You can – you probably should – pay for a copy editor to go through your work before your book wings its way into the world; you should probably also hire a professional editor (more on this another time), but I thought I would share with you my editing procedure. Not that everyone needs this kind of approach – it’s simply what helps me with my rubbish spelling and blindspots when it comes to typos and story structure!
So. I’ve finished the first draft. I drink copious amounts of alcohol, preferably fizzy, and then:
- read the manuscript through on the computer, making tweaks as I go.
- print it out, read it through and make notes on overall structural changes as well as marking small sentence/word/typo alterations on the manuscript. I then change the draft on my computer.
- send my manuscript to my kindle and read it there, making notes as I go – it reads more like a real book and it’s easier to spot flaws. Change the draft again.
- go through it on the computer with specific check lists in mind, some that pertain to all novels and some specific to the one I’m writing: for instance, continuity is terribly important – does everyone’s eyes stay the same colour (only Flaubert can get away with Madam Bovary changing her iris colour halfway through the story); if it’s raining in scene 3, are people wearing wellies and not flipflops unless I’m making a point about them being flipflops-in-the-rain kind of people; do the dates all match up; is everything historically accurate (required even in a contemporary novel), if 31 October is mentioned, are there fireworks?
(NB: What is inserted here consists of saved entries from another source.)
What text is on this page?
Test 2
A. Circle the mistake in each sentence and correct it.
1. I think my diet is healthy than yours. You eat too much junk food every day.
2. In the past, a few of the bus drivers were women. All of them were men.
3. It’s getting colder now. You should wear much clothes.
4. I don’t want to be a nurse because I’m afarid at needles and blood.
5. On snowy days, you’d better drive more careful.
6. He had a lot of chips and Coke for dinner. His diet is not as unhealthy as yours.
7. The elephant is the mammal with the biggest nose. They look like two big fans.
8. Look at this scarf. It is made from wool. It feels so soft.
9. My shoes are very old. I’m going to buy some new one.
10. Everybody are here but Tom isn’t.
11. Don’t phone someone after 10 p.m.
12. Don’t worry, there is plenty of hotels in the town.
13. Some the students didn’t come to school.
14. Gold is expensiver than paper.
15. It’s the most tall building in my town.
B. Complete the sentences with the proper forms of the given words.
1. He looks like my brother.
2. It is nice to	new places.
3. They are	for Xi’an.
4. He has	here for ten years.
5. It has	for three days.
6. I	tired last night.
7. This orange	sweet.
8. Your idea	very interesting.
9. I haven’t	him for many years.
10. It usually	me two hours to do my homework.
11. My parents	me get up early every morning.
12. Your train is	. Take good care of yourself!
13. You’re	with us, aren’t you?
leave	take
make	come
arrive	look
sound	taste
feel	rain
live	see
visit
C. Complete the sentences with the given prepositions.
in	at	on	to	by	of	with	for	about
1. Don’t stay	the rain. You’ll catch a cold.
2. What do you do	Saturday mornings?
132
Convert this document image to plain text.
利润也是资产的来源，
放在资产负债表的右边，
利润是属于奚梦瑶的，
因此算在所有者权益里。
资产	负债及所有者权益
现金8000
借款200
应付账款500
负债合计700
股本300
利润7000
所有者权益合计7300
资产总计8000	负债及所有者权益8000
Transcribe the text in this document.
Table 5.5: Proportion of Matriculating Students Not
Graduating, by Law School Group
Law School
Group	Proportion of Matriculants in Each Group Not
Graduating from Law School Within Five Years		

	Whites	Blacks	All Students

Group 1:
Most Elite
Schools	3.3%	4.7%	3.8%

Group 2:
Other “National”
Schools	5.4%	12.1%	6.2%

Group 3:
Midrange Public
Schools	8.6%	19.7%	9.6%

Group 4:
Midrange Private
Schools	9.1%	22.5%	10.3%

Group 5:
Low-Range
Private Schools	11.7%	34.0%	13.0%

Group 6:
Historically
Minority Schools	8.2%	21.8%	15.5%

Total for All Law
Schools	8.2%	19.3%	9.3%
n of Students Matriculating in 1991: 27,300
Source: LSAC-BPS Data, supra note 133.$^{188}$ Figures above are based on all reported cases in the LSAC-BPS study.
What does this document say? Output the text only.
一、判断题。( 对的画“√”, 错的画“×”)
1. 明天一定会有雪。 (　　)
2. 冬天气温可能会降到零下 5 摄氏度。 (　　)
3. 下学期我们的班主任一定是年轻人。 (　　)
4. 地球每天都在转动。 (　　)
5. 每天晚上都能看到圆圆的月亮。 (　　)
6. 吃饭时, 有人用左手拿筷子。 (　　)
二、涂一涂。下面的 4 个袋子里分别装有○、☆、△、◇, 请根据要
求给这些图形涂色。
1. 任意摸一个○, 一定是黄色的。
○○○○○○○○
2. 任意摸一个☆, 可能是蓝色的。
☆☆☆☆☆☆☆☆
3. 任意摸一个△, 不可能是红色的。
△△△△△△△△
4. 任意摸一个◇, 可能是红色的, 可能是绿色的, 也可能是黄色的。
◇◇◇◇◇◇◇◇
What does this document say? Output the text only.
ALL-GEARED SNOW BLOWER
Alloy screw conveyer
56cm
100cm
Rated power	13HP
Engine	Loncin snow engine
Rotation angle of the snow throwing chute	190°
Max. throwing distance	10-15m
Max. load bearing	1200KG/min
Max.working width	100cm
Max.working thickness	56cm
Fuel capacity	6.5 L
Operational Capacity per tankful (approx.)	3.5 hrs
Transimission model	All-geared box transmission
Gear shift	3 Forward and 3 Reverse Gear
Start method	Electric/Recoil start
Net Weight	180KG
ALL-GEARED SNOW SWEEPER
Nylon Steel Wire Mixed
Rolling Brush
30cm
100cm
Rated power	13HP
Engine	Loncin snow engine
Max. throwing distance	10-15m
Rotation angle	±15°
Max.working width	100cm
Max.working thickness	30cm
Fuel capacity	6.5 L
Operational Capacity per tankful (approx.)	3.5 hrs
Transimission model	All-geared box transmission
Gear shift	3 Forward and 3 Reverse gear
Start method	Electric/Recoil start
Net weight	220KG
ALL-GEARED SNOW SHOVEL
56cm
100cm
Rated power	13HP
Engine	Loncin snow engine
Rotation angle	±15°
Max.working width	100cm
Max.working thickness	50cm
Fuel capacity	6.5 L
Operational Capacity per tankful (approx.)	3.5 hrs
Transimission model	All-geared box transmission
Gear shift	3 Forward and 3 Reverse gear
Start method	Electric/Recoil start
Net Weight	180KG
- have a break – at least 3 weeks if I can.
- read it through again.
- I write down, chapter by chapter, scene by scene, what happens. The book I set out to write and the one I have in my head are both different to what’s actually on the page. I look at the overall structure at this point and check that the acts, climaxes, revelations, exposition, character arcs, and so on, are falling in the right places.
- usually I’ll need to make some alterations and do some rewrites (more on rewriting another time!).
- start again – steps 1-4.
- print it out. This time I do a line by line edit – meaning, I take a forensic look at each sentence. For instance, line edit a) have I used the best words I possibly can? (Didn’t you hate it when your teacher/boss said that to you?) Are there any cliches? Can I improve this sentence?
- line edit b) dialogue – does everyone’s dialogue sound right according to their personality, speech pattern, class, race, space in history, amount of exposition they need to give / hide?
- line edit c) are there any oxymorons and unnecessary adverbs, e.g. she screamed silently, she said sulkily?
- proper spell, punctuation and grammar check to catch anything I haven’t already picked up, including things like numbers – are they written one to ten, in numerals from 11 upwards, have I put the correct accents and umlauts in and so on.
- spacing check – are all the paragraph indents, scene spaces, dialogue indents, chapter headings the same; are the page breaks between chapters present, has the correct font size and type been used, is page numbering on and the copyright sign in, etc., etc.
- double-triple fact check.
- read the whole thing out loud. This really helps, particularly with word repetitions, even those a couple of pages apart – though I’d recommend you do this bit at home. On your own.
- read through. Any format. I don’t care.
- read on the kindle, this time as if it is a book and without making notes every ten seconds.
At this point I’ll send my draft off to my agent. Invariably he’ll come back with ‘suggestions’ – and once I’ve done the rewrites, I’ll go through steps 1-17 again. Send it off. Rinse, repeat. Drink more.
And I try and hang on to my sanity with the thought that some of the best novels around have been crafted in this laborious way – F Scott Fitzgerald famously changing The Great Gatsby even as it was being sent to the printers. Although I’m pretty sure he could spell ‘decide’.